After the beef ban that made headlines last year, a different kind of cattle related debate is raging now. It is probably not getting any mention before the third page in many news papers outside Tamilnadu, but I have been watching it with the heart in my throat.
The Indian Supreme Court has banned Jallikattu, a bull taming sport typically played across the state today, the day of Mattu Pongal. Mattu Pongal is the day after Pongal or Sankranti, the harvest festival.
Pongal is a one day affair in most of India but is a big deal for the southern state of Tamilnadu. For many of us Tamils, it is bigger and dearer than the more popular Diwali. We celebrate it for 4 days.
Pongal starts with Bhogi, the day when old is thrown out making way for new. The second day, harvest of the season is celebrated. We cook freshly harvested rice and seasonal vegetables. Third day, is Mattu Pongal, where the cattle and live stock are celebrated. Final fourth day is Kanum Pongal, a day to meet elders and extended family and seek blessings and share greetings.
My grandmother was very particular about celebrating this festival. All my uncles and their families would gather in the large village house. Our little family of four (my sister wasn’t born then) would take a bus and alight at the nearest town and she would send a bullock cart to fetch us, to the village that was a few kilometres away.
After her passing, my parents continued the tradition and our family continued to make the annual trip to the village and celebrate with fire-wood cooked sweet rice, sugarcanes and other delicacies. On Mattu Poingal day, we would go around the village, visiting the houses our ancestors first lived in when they moved here, make offerings and perform the traditional dance of “kummi” , singing songs that have been passed down through generations.
What added to the excitement was the trepidation with which we would tread and try to do our rounds as quickly as possible and get back home – as this was also the day of Jallikattu, the bull taming sport. There were bulls tied in every corner, fierce ones with large humps, rookies, older ones who still had some game left in them, all waiting to be let loose once the competition began. I would be terrified even before they were let loose – What was guarantee that the rope would hold?
Our Moms would rush us. “Quick, quick. We should get back home before they start”. You did not want to be caught in the mad rush that would follow unless you are the one trying to tame a bull. So we would rush. Once safe within the walls of our home, we would race to the vantage points from where we could watch the bulls run, counting them and watching them with awe. The rookies would be unsure, trotting along not knowing what they should be. But the real heroes were the confident, handsome guys, to whom we humans were half-beings with two hoofs who held no place on earth when they were in rage.
That was the day of the cattle. We fed them specially cooked rice and worshipped them.
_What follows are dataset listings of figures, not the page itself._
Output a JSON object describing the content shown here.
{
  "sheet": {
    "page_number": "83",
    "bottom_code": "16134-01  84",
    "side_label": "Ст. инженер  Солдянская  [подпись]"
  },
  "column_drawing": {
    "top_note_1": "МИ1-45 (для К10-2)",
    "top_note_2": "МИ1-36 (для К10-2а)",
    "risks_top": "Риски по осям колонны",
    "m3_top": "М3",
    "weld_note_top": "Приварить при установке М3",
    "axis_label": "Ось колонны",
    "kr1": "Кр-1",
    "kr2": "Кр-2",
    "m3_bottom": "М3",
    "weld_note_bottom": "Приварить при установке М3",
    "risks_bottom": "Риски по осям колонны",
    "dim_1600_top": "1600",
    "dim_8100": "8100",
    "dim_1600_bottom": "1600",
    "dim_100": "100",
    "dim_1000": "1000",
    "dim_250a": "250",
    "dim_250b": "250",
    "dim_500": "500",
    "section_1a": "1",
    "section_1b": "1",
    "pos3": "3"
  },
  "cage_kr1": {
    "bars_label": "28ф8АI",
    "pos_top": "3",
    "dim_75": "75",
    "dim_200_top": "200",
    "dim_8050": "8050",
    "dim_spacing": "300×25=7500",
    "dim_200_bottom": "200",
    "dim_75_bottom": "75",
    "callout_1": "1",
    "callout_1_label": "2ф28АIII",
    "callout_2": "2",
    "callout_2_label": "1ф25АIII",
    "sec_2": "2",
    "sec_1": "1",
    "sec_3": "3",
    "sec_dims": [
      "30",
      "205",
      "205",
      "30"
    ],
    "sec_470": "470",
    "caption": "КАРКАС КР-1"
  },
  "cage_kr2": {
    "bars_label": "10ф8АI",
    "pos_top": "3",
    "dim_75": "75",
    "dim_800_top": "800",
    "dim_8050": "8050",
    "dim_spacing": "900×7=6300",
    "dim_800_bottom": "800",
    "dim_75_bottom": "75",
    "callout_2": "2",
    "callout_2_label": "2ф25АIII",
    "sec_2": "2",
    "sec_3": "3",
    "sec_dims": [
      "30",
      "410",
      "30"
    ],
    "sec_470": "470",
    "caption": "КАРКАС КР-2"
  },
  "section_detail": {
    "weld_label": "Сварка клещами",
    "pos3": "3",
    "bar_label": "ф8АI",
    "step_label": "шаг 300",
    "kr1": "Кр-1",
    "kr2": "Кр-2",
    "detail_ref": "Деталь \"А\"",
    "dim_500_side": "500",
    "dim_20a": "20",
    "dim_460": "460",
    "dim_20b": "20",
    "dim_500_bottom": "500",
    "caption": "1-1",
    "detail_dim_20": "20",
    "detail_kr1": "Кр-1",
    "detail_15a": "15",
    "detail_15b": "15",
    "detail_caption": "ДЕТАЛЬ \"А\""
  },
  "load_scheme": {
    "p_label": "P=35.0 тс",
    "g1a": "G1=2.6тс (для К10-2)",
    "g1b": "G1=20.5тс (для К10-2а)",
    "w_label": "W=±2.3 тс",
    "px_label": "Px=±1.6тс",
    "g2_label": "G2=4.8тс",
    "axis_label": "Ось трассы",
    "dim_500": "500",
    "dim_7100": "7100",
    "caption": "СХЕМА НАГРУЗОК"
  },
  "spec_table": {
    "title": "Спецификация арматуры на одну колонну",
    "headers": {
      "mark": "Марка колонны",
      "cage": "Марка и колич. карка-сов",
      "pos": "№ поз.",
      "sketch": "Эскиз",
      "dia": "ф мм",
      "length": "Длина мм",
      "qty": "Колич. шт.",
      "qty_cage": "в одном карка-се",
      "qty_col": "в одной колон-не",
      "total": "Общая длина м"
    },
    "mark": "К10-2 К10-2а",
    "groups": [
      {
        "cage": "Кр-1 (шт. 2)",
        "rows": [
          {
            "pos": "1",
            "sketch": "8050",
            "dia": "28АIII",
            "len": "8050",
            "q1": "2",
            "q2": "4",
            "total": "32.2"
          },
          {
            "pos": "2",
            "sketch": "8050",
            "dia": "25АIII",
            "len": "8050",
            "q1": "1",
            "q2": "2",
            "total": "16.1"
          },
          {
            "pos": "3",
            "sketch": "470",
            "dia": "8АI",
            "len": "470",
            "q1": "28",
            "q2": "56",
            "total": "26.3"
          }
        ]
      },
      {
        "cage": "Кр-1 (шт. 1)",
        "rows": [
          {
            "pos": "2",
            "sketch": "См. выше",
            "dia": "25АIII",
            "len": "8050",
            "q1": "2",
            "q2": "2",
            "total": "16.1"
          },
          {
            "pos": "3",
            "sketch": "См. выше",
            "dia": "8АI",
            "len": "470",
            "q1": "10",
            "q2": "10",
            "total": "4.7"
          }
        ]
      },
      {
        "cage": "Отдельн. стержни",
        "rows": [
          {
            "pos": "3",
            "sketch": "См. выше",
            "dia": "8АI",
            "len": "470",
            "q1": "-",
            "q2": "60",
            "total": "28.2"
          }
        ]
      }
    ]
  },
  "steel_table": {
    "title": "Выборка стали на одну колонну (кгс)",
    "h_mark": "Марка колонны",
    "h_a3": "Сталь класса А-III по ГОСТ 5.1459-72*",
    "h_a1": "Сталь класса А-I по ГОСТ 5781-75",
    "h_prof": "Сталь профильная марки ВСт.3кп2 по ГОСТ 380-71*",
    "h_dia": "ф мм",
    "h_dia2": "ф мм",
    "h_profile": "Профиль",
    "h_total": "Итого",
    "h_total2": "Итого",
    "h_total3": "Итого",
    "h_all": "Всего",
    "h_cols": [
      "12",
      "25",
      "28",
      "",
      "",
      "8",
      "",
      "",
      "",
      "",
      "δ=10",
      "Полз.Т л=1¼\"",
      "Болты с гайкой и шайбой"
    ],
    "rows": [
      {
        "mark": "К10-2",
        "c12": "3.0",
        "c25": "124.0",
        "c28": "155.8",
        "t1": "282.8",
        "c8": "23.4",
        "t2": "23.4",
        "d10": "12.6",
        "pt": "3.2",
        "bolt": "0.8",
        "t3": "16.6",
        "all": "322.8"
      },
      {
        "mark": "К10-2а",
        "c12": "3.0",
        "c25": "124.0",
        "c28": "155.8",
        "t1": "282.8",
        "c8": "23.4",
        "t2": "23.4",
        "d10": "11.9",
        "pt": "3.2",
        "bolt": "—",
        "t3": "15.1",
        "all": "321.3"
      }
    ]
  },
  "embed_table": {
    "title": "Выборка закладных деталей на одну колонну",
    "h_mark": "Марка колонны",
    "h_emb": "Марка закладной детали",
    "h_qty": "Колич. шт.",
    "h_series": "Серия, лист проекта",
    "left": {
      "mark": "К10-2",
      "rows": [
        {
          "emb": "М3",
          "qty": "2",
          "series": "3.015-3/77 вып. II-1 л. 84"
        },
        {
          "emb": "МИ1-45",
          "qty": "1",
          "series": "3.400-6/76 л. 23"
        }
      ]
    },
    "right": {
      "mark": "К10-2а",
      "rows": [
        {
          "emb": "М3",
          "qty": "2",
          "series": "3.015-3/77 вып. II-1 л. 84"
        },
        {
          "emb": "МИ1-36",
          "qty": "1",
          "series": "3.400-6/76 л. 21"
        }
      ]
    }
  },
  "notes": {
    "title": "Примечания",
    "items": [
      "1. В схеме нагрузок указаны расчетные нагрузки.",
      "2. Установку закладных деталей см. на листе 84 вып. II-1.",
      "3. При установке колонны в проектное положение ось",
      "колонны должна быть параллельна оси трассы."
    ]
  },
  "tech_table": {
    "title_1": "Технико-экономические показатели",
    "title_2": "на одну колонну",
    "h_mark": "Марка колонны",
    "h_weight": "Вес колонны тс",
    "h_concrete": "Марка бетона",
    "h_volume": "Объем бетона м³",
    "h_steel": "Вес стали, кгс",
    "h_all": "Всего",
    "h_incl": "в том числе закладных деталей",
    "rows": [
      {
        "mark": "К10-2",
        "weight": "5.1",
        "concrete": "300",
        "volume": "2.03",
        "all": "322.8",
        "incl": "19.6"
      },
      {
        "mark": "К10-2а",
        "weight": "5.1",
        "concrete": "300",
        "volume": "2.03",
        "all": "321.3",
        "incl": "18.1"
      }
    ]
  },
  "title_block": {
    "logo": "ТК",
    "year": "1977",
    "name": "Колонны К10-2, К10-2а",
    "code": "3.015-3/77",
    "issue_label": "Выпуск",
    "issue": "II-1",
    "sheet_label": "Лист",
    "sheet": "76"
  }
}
We also recognised the fiery nature of the animal, reminding ourselves of the strength and power of the bull which humans have to tame for farming and transport.
But then those were also the days when we lived relatively closer to the earth.
When we use machines for farming and impregnate cows with artificial insemination, who has the time or need to appreciate bulls?
I have been reading the many articles and view points arguing for and against the custom being shared on social media.
The general argument against consists of:
- It is not fair to use animals for sport and entertainment
- Bulls are harmed or even killed during the sport
- It is a dangerous sport
Those who are for it, argue that
- Jallikattu is an age old practice that is part of Tamil culture
- The purpose of the sport is to honour the relationship between the farmer and his bull
- Bulls are not physically harmed. Men are not armed and they try to contain the bull with bare hands, which is probably more dangerous for the man than the animal
To me though it looks like one more practice which is being called into question due to our modern life style. For most of us, everything comes out of a packet and we don’t have a real connection with the source. The vast majority of us do not know what it is to care for and live with a cow. Livestock is a matter of animal husbandry.
No wonder we are confused.
Jallikattu is not as cruel a sport as it is portrayed. But the ugly fact is that majority do not appreciate the true spirit and intent of the sport. The Supreme Court stay order probably only hastens the disappearance of yet another connection which would have otherwise died a slow death or remained in a different form, driven by the egos of bull owners rather than the respect for the animal force which we conquered centuries ago to become the supreme race on this planet.